Here’s how the doctor put it…
If there were 100 women that came in with TRAP syndrome and 80 of them needed surgery, then the medical journals would write about 80 women who had TRAP syndrome. There would be no mention of the 20 who didn’t. Who went on to have their babies, maybe prematurely but still healthy.

I know I’m not in the clear yet. And I know that things can change at literally any moment for my situation. But it’s still comforting to know that there are those other moms and dads out there going through this who will have a positive outcome. I’m not saying that I, or parents of children with a developmental disability, should see the world only through rose-colored glasses. But I believe you can be positive and be realistic at the same time.

I just think that instead of only representing the negative part of the picture, add the human side. Instead of just including the research on the outcomes of those that needed surgery, include the ones that didn’t need surgery at all. Instead of just saying that a child with Down syndrome will have trouble learning, say that they can learn, they will learn, and that they can do nearly everything you and I can do.

Picture this…you are recently diagnosed with breast cancer so you go online with a heart full of fear and anxiety. You click on the first breast cancer link that comes up. But instead of reading about how the disease metastasizes, or how great of a hospital XYZ is, what if it showed the picture of a woman and her children and then described the incredible story of how she beat it and is now fully living life again. THEN, when you read the rest of the info about the disease, you are reading it through the filter that it is a beatable disease. They say that a positive attitude is one of the most important things to have when battling a disease so why not give people some reasons to have that positive attitude?

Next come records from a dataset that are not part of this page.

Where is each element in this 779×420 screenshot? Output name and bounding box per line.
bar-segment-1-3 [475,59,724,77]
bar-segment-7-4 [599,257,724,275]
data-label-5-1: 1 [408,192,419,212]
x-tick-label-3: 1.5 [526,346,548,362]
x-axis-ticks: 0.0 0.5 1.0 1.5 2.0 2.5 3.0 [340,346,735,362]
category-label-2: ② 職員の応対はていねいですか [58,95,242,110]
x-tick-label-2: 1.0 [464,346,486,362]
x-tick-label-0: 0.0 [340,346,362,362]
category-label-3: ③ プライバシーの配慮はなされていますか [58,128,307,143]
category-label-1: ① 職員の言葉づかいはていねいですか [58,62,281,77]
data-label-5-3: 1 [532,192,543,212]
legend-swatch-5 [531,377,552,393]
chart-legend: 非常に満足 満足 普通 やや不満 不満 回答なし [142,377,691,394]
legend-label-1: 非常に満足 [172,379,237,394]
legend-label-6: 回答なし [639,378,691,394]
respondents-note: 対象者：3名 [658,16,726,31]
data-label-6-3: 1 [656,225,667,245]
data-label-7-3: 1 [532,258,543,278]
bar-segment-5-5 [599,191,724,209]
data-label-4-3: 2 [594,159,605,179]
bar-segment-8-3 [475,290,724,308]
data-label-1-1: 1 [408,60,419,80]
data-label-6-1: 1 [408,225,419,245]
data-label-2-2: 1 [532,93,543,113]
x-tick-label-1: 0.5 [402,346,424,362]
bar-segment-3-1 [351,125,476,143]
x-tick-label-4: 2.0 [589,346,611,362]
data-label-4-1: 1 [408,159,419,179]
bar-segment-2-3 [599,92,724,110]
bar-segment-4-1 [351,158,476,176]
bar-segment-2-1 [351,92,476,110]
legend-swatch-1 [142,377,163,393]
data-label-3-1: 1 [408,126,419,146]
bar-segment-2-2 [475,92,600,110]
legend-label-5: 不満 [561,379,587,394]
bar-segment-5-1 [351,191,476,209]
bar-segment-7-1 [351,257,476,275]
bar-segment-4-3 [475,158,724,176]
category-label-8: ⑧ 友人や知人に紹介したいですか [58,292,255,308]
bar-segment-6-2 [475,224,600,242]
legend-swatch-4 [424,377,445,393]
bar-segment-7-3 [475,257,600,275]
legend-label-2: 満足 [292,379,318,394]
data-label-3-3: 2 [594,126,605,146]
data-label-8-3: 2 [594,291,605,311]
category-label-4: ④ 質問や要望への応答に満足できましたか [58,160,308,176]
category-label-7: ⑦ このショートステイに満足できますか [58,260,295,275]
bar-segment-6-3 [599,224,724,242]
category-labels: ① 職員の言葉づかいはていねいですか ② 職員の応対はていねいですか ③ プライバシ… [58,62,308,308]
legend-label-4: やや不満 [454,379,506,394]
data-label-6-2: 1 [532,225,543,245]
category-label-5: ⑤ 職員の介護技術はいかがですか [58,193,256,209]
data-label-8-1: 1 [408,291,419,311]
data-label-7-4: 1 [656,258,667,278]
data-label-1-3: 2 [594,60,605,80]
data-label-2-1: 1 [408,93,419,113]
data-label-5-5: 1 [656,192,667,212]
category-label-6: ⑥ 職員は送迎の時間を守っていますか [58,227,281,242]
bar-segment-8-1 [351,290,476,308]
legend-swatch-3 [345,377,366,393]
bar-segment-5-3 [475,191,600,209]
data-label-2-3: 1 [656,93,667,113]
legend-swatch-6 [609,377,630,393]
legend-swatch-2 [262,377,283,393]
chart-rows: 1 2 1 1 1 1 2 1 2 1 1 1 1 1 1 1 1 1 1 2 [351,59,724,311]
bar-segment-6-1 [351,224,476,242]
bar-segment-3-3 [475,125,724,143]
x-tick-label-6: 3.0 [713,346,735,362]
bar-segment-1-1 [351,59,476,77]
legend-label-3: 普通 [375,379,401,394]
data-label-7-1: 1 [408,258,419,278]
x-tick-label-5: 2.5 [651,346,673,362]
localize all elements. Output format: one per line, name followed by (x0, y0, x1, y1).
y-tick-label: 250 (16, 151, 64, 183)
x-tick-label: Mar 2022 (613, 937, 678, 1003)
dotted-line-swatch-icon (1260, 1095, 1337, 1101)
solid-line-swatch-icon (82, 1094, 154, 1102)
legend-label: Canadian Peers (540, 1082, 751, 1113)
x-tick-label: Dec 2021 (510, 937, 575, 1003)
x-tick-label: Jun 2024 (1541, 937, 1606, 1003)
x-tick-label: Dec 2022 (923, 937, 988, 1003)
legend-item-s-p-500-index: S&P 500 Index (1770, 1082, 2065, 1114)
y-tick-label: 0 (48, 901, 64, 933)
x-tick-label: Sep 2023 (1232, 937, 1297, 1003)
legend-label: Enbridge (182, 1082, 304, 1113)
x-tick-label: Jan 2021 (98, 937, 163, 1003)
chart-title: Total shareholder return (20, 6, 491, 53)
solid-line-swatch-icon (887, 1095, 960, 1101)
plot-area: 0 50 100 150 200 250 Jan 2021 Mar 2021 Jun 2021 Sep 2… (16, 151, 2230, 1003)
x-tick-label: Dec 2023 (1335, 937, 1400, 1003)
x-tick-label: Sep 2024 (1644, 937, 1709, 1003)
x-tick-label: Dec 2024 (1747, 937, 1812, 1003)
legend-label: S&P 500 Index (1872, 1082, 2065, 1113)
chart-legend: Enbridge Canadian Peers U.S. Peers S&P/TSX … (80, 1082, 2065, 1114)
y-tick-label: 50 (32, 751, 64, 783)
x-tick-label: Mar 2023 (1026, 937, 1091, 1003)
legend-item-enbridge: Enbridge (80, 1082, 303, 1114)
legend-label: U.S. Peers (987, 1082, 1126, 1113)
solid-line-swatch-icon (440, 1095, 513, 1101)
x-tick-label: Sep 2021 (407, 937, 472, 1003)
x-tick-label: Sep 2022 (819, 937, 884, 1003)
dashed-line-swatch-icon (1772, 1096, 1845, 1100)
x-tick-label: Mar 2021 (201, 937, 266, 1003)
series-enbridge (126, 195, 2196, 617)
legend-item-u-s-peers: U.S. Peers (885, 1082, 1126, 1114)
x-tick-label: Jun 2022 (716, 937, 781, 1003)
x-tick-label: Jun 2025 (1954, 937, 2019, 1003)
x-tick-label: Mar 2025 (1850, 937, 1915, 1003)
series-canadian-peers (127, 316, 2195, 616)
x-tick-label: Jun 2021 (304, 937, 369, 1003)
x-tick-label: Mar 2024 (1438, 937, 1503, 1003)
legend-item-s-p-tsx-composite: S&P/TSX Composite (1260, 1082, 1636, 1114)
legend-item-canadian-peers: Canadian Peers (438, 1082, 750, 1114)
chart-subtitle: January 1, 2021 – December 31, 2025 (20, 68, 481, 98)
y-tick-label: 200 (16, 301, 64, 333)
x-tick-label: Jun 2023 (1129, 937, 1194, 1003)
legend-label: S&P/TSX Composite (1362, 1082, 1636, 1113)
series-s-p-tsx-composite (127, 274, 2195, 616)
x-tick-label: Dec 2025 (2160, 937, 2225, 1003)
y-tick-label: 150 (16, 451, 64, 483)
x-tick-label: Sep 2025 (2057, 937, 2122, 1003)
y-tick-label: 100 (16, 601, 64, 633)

What if when you find out that your child is going to have Down syndrome, instead of reading about the disabilities that he/she will have, what if you saw a video of an adult with DS talking about how she works, lives on her own, is married – is more like us than she is different! Then you would view your baby as your gorgeous precious gift. Not as a diagnois. Not as a burden. But as potential.

What if a case like mine was in the internet, and a mom finds out she is pregnant with twins, then loses one, and then finds out that she has TRAP sequence. What is she goes online and sees a case like mine, and finds the hope that she so desperately needs to hold onto as she prays for her baby in her belly.

Hopefully, that will soon be true. I know the world of Down syndrome and other intellectual disabilities is really doing a great job with trying to put the human face to the diagnosis instead of just a medical statistic. That’s why I love my job. Everyday, we get to help parents reframe their mindset and see their baby as a precious gift of potential.

I know this altruistic wish for life isn’t necessarily going to happen overnight or worldwide but if we are able to take that split second when we hear the bad news to remember the disclaimer; that cases like mine don’t make it on the internet. A disclaimer that says, the information found here does not always represent the whole picture. It can cause gapers delay - a personal traffic jam preventing us from moving forward in life. The disclaimer that works best for me is to remember that I don't have to trust only in the internet. There is a much more powerful, more knowledgeable and more trustworthy Source to place my trust. To draw my Comfort from. I rest in that Truth.